True. But Alou has done much more considering what he has had to work with. He has taken the team on his shoulders and played the role of underdog every season with the same amount of enthusiasm. He has led one of the most dysfunctional baseball clubs in recent memory to respectability with a budget, often smaller than the current $10 million salary of Ken Griffey Jr..

He has watched with a tear in his eye as many a superstar has bid adieu to the franchise in which they climbed through the minor league ranks, for bigger dollar signs which other clubs can offer. The list is long and painful. Larry Walker, Randy Johnson, Moises Alou, Marquis Grissom, Dennis Martinez, Pedro Martinez, Andres Galaraga, Mel Rojas and the list goes on.
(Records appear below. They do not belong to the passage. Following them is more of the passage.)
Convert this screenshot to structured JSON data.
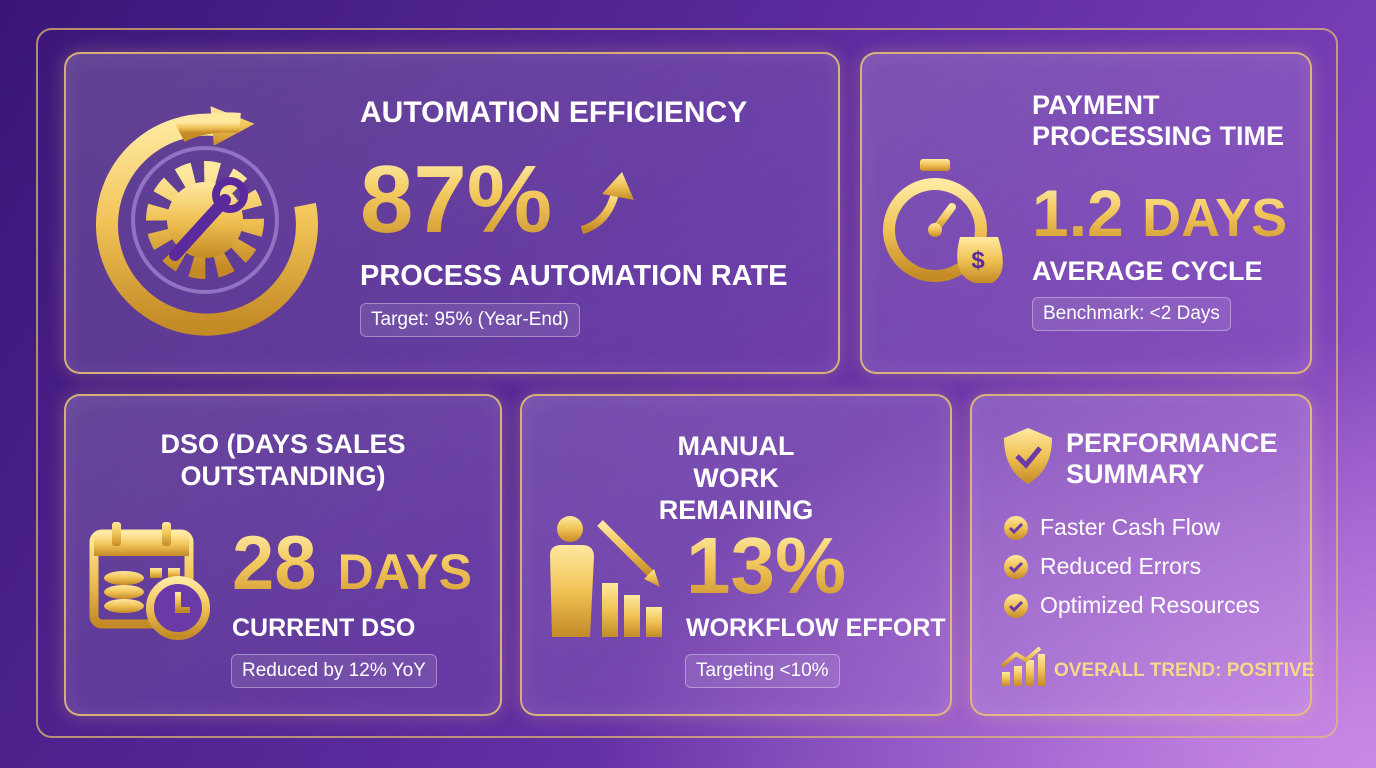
{
  "cards": [
    {
      "title": "AUTOMATION EFFICIENCY",
      "value": "87%",
      "label": "PROCESS AUTOMATION RATE",
      "note": "Target: 95% (Year-End)"
    },
    {
      "title": "PAYMENT PROCESSING TIME",
      "value": "1.2",
      "unit": "DAYS",
      "label": "AVERAGE CYCLE",
      "note": "Benchmark: <2 Days"
    },
    {
      "title": "DSO (DAYS SALES OUTSTANDING)",
      "value": "28",
      "unit": "DAYS",
      "label": "CURRENT DSO",
      "note": "Reduced by 12% YoY"
    },
    {
      "title": "MANUAL WORK REMAINING",
      "value": "13%",
      "label": "WORKFLOW EFFORT",
      "note": "Targeting <10%"
    }
  ],
  "summary": {
    "title": "PERFORMANCE SUMMARY",
    "items": [
      "Faster Cash Flow",
      "Reduced Errors",
      "Optimized Resources"
    ],
    "trend": "OVERALL TREND: POSITIVE"
  }
}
No loyalty to a team which boosted them to stardom.

That is part of what makes Alou so special to baseball and Canada in particular. There has been little stability in the Expos front office but that hasn't stopped Alou from playing miracle worker with what he has. And he did this for seven seasons in a Montreal uniform.

So when his contract ran out at the end of last season no one in baseball had any intention of looking down on Alou if he left for greener pastures. In fact everyone expected it. Alou – over anybody else in the league – deserved a change.

Los Angeles was the front runner and supposedly the winner of the Alou sweepstakes. There was even a press conference announced for Monday to introduce him to the California masses.

However, such an event never happened. Instead, Alou threw the world of baseball a curveball and returned to the Expos for another three years. In doing so he established himself as one of the greatest sporting heroes in Canada.

What he did is unheard of in professional sports. He stayed loyal to a city which can be questioned on their own love for the game. Yet Alou's love for the city is so strong that the new contract has an escape clause if the team leaves town. In essence he has signed on for three more years with the City of Montreal – not the Expos franchise.

This is really not surprising. His legendary image in Canada's second largest city is so strong that fans kicked up more of a stink about him leaving than they have about recent troubles over the team staying in town.

Few would dare to take on such a challenge for another three years but this Canadian hero isn't planning on taking the easy way out.

He's staying exactly where he wants to be – Canada.